Dr Blyth: Sorry, could you say the last bit again?
Dr Whitehead: On the one hand, you are saying there is going to be a doubling in deployment of renewables and that is based on a subsidy. The subsidy itself is capped, and you have shown in your chart that there is sufficient headroom, bearing in mind cumulation, for deployment at roughly the present rate, which therefore is half of the ambition that is set out for 2020.
Dr Blyth: I see what you mean. I have not done the calculation of whether that is sufficient. I suspect you may well be right that there is a conflict between the levy cap and the level of ambition. I have not done those numbers myself and I would need to defer to other sources of those calculations, but potentially I think you are right. If the cap is not high enough to get you to A or to B then clearly there is a policy conflict that needs to be resolved as to whether the cap has been set high enough. So certainly in principle, there is tension between those two issues and I think that needs to be investigated.
Q47 Chair: I am looking at my colleagues. This has been the first session using the academic research that there is here. We have had a very academic presentation. Before we bring this session to a close, do you have any gut sense yourself in terms of policy recommendations that you think might arise out of the submission that you have given this afternoon?

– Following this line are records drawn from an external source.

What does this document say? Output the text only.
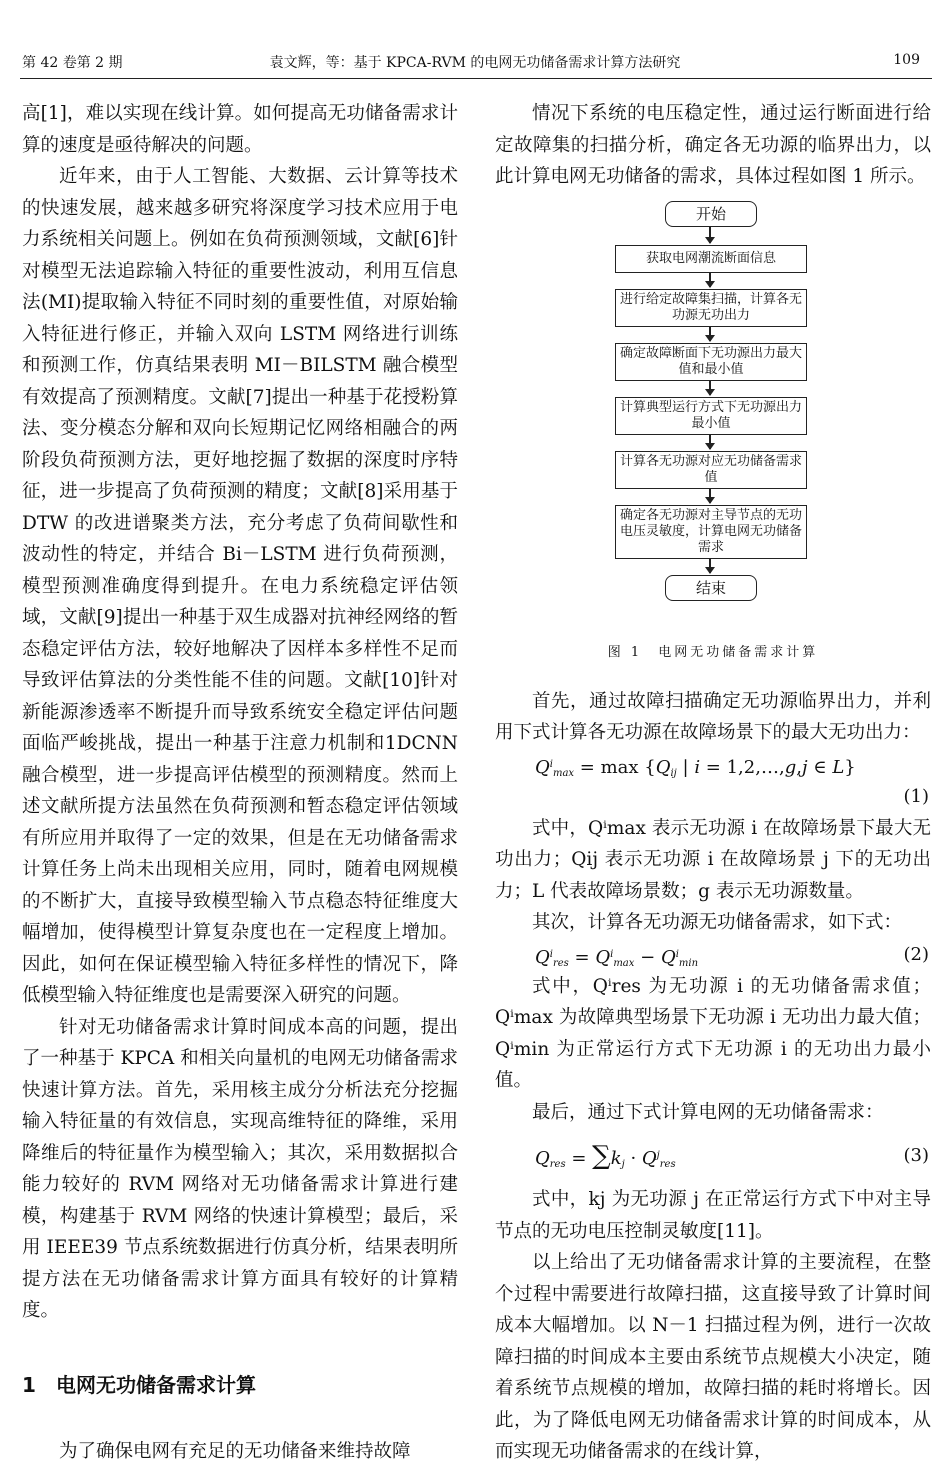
第 42 卷第 2 期	袁文辉，等：基于 KPCA-RVM 的电网无功储备需求计算方法研究	109

高[1]，难以实现在线计算。如何提高无功储备需求计算的速度是亟待解决的问题。

近年来，由于人工智能、大数据、云计算等技术的快速发展，越来越多研究将深度学习技术应用于电力系统相关问题上。例如在负荷预测领域，文献[6]针对模型无法追踪输入特征的重要性波动，利用互信息法(MI)提取输入特征不同时刻的重要性值，对原始输入特征进行修正，并输入双向 LSTM 网络进行训练和预测工作，仿真结果表明 MI－BILSTM 融合模型有效提高了预测精度。文献[7]提出一种基于花授粉算法、变分模态分解和双向长短期记忆网络相融合的两阶段负荷预测方法，更好地挖掘了数据的深度时序特征，进一步提高了负荷预测的精度；文献[8]采用基于 DTW 的改进谱聚类方法，充分考虑了负荷间歇性和波动性的特定，并结合 Bi－LSTM 进行负荷预测，模型预测准确度得到提升。在电力系统稳定评估领域，文献[9]提出一种基于双生成器对抗神经网络的暂态稳定评估方法，较好地解决了因样本多样性不足而导致评估算法的分类性能不佳的问题。文献[10]针对新能源渗透率不断提升而导致系统安全稳定评估问题面临严峻挑战，提出一种基于注意力机制和1DCNN 融合模型，进一步提高评估模型的预测精度。然而上述文献所提方法虽然在负荷预测和暂态稳定评估领域有所应用并取得了一定的效果，但是在无功储备需求计算任务上尚未出现相关应用，同时，随着电网规模的不断扩大，直接导致模型输入节点稳态特征维度大幅增加，使得模型计算复杂度也在一定程度上增加。因此，如何在保证模型输入特征多样性的情况下，降低模型输入特征维度也是需要深入研究的问题。

针对无功储备需求计算时间成本高的问题，提出了一种基于 KPCA 和相关向量机的电网无功储备需求快速计算方法。首先，采用核主成分分析法充分挖掘输入特征量的有效信息，实现高维特征的降维，采用降维后的特征量作为模型输入；其次，采用数据拟合能力较好的 RVM 网络对无功储备需求计算进行建模，构建基于 RVM 网络的快速计算模型；最后，采用 IEEE39 节点系统数据进行仿真分析，结果表明所提方法在无功储备需求计算方面具有较好的计算精度。

1 电网无功储备需求计算

为了确保电网有充足的无功储备来维持故障

情况下系统的电压稳定性，通过运行断面进行给定故障集的扫描分析，确定各无功源的临界出力，以此计算电网无功储备的需求，具体过程如图 1 所示。

开始
获取电网潮流断面信息
进行给定故障集扫描，计算各无功源无功出力
确定故障断面下无功源出力最大值和最小值
计算典型运行方式下无功源出力最小值
计算各无功源对应无功储备需求值
确定各无功源对主导节点的无功电压灵敏度，计算电网无功储备需求
结束
图 1　电网无功储备需求计算

首先，通过故障扫描确定无功源临界出力，并利用下式计算各无功源在故障场景下的最大无功出力：

$Q^i_{max} = \max \{Q_{ij}$ | i = 1,2,…,g,j ∈ L}
(1)

式中，Qⁱmax 表示无功源 i 在故障场景下最大无功出力；Qij 表示无功源 i 在故障场景 j 下的无功出力；L 代表故障场景数；g 表示无功源数量。

其次，计算各无功源无功储备需求，如下式：

$Q^i_{res} = Q^i_{max} - Q^i_{min}$	(2)

式中，Qⁱres 为无功源 i 的无功储备需求值；Qⁱmax 为故障典型场景下无功源 i 无功出力最大值；Qⁱmin 为正常运行方式下无功源 i 的无功出力最小值。

最后，通过下式计算电网的无功储备需求：

$Q_{res} = \sum k_j \cdot Q^j_{res}$	(3)

式中，kj 为无功源 j 在正常运行方式下中对主导节点的无功电压控制灵敏度[11]。

以上给出了无功储备需求计算的主要流程，在整个过程中需要进行故障扫描，这直接导致了计算时间成本大幅增加。以 N－1 扫描过程为例，进行一次故障扫描的时间成本主要由系统节点规模大小决定，随着系统节点规模的增加，故障扫描的耗时将增长。因此，为了降低电网无功储备需求计算的时间成本，从而实现无功储备需求的在线计算，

Dr Blyth: Ideally we would want to get to a stage where we can discuss these issues without them being heavily politicised. I suppose that is too much of an ask. There are such strong views on all sides about nuclear versus renewables and the proponents of each of those. In my personal view, I think it is clear that nuclear does receive a subsidy. I also think, given that the gas price that we are facing in the 2025 to 2030 time frame is so uncertain, while it is clear that that subsidy exists against current market conditions, it is not clear that it will still represent a subsidy over the time frame for which that plant will be operative. If we think of 2030, it may well be that it has turned out to be quite a good bet. You can see that that has already happened in some of the early NFO wind contracts that are currently below market price. They started off as a subsidy, it turns out-what do you class that as? Does it become a negative subsidy because they are generating electricity at a fixed price below market rates? You could quite easily see scenarios where the same thing happens for nuclear, so what might be a subsidy today may well not be a subsidy in 15 years’ time.
Having said that, I am not going to try to predict for you that gas prices are going to go up by 2030. There are quite plausible scenarios where gas prices go down. I personally feel that when embarking in that direction of building-I do not know how many nuclear plants are required to establish it-one or two or some is not a bad risk and a bad bet to make as an insurance policy against future gas price risk.
Chair: On that point, I will bring the proceedings to a close, so many thanks once again for coming to appear before us this afternoon and for the research.